Marcy Rae Henry’s “start with looking” glitters with awareness, gratitude, and release. Comprised of Zen-like mastery, each stanza highlights a moment or image that is, in fact, a gift. Marcy told The Dewdrop that her poem was inspired by years of Buddhist practice–staying in the moment as it exists, and seeing beauty in those moments.

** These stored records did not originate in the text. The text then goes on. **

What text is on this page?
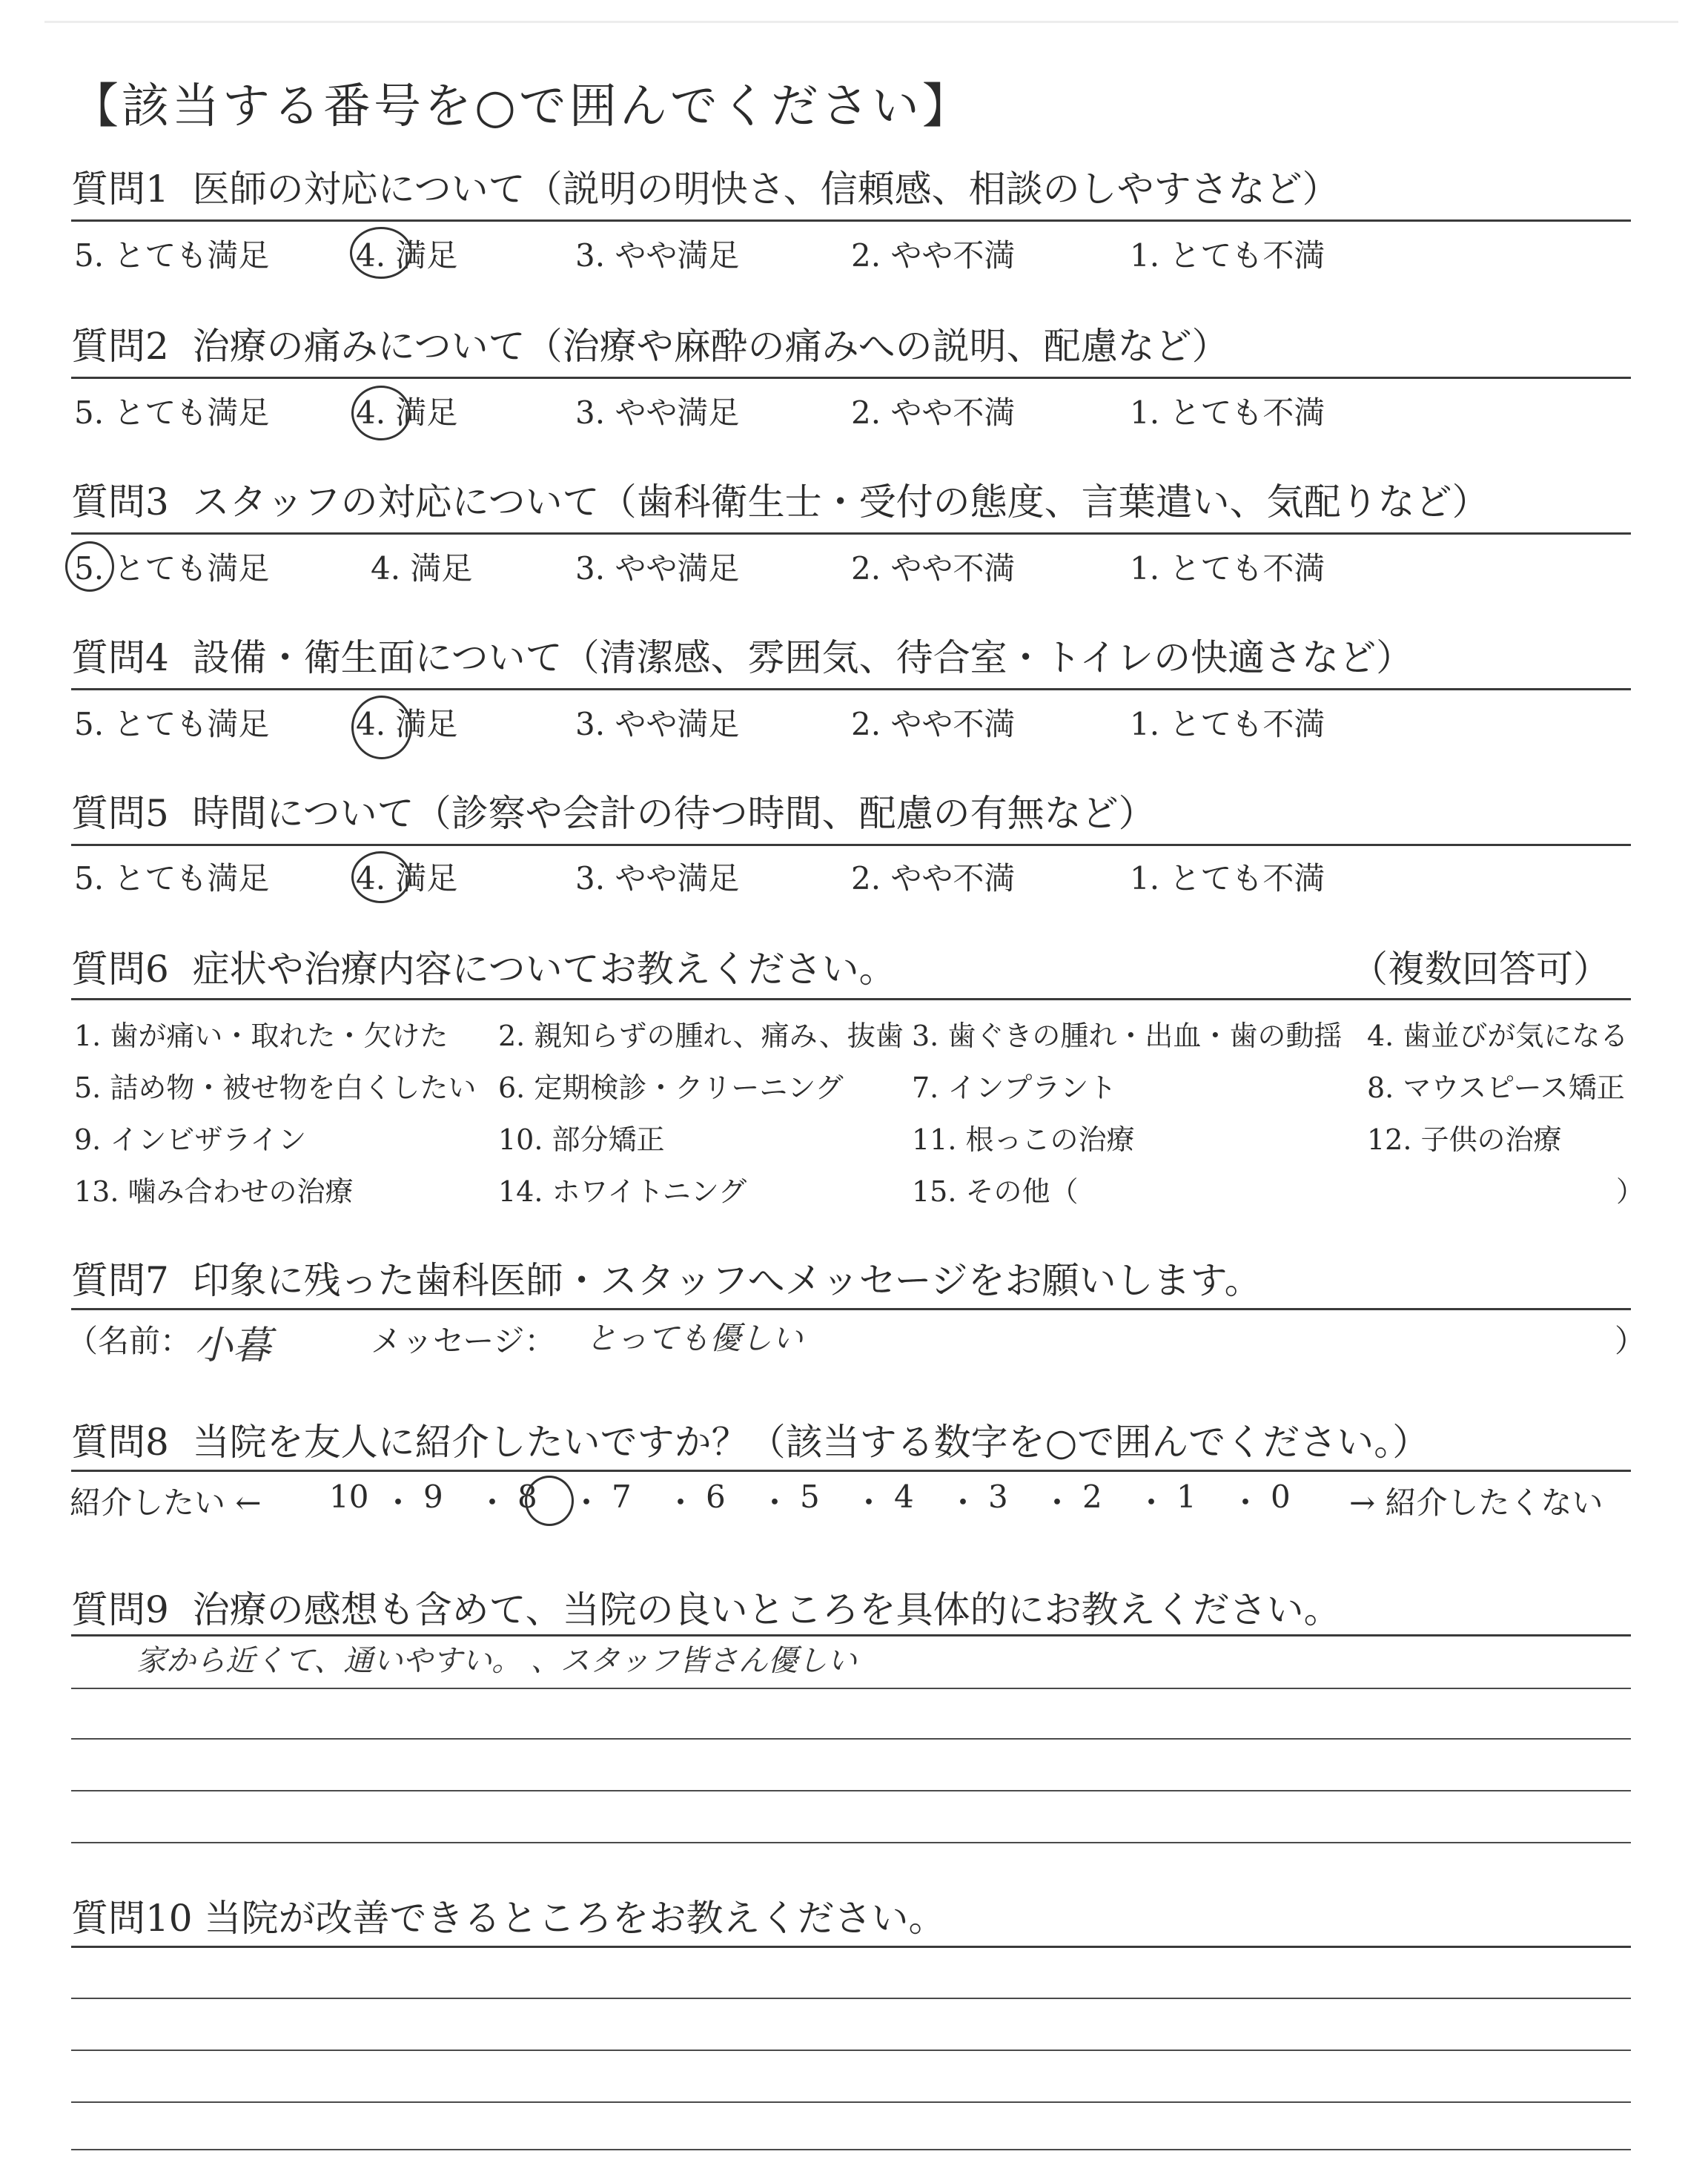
【該当する番号を○で囲んでください】
質問1 医師の対応について（説明の明快さ、信頼感、相談のしやすさなど）
5. とても満足	4. 満足	3. やや満足	2. やや不満	1. とても不満
質問2 治療の痛みについて（治療や麻酔の痛みへの説明、配慮など）
5. とても満足	4. 満足	3. やや満足	2. やや不満	1. とても不満
質問3 スタッフの対応について（歯科衛生士・受付の態度、言葉遣い、気配りなど）
5. とても満足	4. 満足	3. やや満足	2. やや不満	1. とても不満
質問4 設備・衛生面について（清潔感、雰囲気、待合室・トイレの快適さなど）
5. とても満足	4. 満足	3. やや満足	2. やや不満	1. とても不満
質問5 時間について（診察や会計の待つ時間、配慮の有無など）
5. とても満足	4. 満足	3. やや満足	2. やや不満	1. とても不満
質問6 症状や治療内容についてお教えください。	（複数回答可）
1. 歯が痛い・取れた・欠けた 2. 親知らずの腫れ、痛み、抜歯 3. 歯ぐきの腫れ・出血・歯の動揺 4. 歯並びが気になる
5. 詰め物・被せ物を白くしたい 6. 定期検診・クリーニング 7. インプラント	8. マウスピース矯正
9. インビザライン	10. 部分矯正	11. 根っこの治療	12. 子供の治療
13. 噛み合わせの治療	14. ホワイトニング	15. その他（	）
質問7 印象に残った歯科医師・スタッフへメッセージをお願いします。
（名前： 小暮	メッセージ： とっても優しい	）
質問8 当院を友人に紹介したいですか？（該当する数字を○で囲んでください。）
紹介したい ←	→ 紹介したくない
10 ・ 9 ・ 8 ・ 7 ・ 6 ・ 5 ・ 4 ・ 3 ・ 2 ・ 1 ・ 0
質問9 治療の感想も含めて、当院の良いところを具体的にお教えください。
家から近くて、通いやすい。 、スタッフ皆さん優しい
質問10 当院が改善できるところをお教えください。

start with looking and because i feel gutted like a fish free of bones no longer knitted together by skin and scale and because the most peaceful i ever felt was living alone in a monk’s hut in the middle of India with panthers crawling thru early morning light as the sun cleared the mountain of guilt and because i can’t seem to touch you with brown fingers snaked with veins undeniably full of themselves and because it’s not the right time of night or i don’t have the right rhyme or shyness gets stuck in the throat like a bone and because ceroid cacti only bloom once a year for just one night and because all the words i owe you are stacked like books, like cans of food, like boxes or blocks and because you remind me of an earth held together by magic and magnetic poles and because you never get stage fright while i’m waiting for the curtain to go up and a spotlight to cover us in shine and because i got robbed on a train traveling through India but still ride trains all the time and because a fire in the fall smells as perfect as petrichor and because some of my belongings were stolen at a Buddhist center in Burma where i took vows of no killing no stealing no lying no sexual conduct and knew there was so much i could do without and because the antidote for feeling gutted is feeling grateful and because in India i ate anything fried and soaking in syrup i can imagine your thighs in the game of cause and effect and because no flag exists that would explain how i feel and because only when i die can i say i had the time of my life

Marcy Rae Henry
Marcy Rae Henry is a multidisciplinary artist y una Latina de Los Borderlands. She is delighted by tablas, tulips and the theremin. M.R. Henry’s writing has received a Chicago Community Arts Assistance Grant, an Illinois Arts Council Fellowship, a Pushcart Prize nomination and first prize in Suburbia’s 2021 Novel Excerpt Contest. Some of the stories and the first 50 pages can be found online. Other writing and visual art appear in The Columbia Review, carte blanche, PANK, The Southern Review, Cauldron Anthology and The Brooklyn Review, among others. DoubleCross Press will publish her chapbook We Are Primary Colors this year.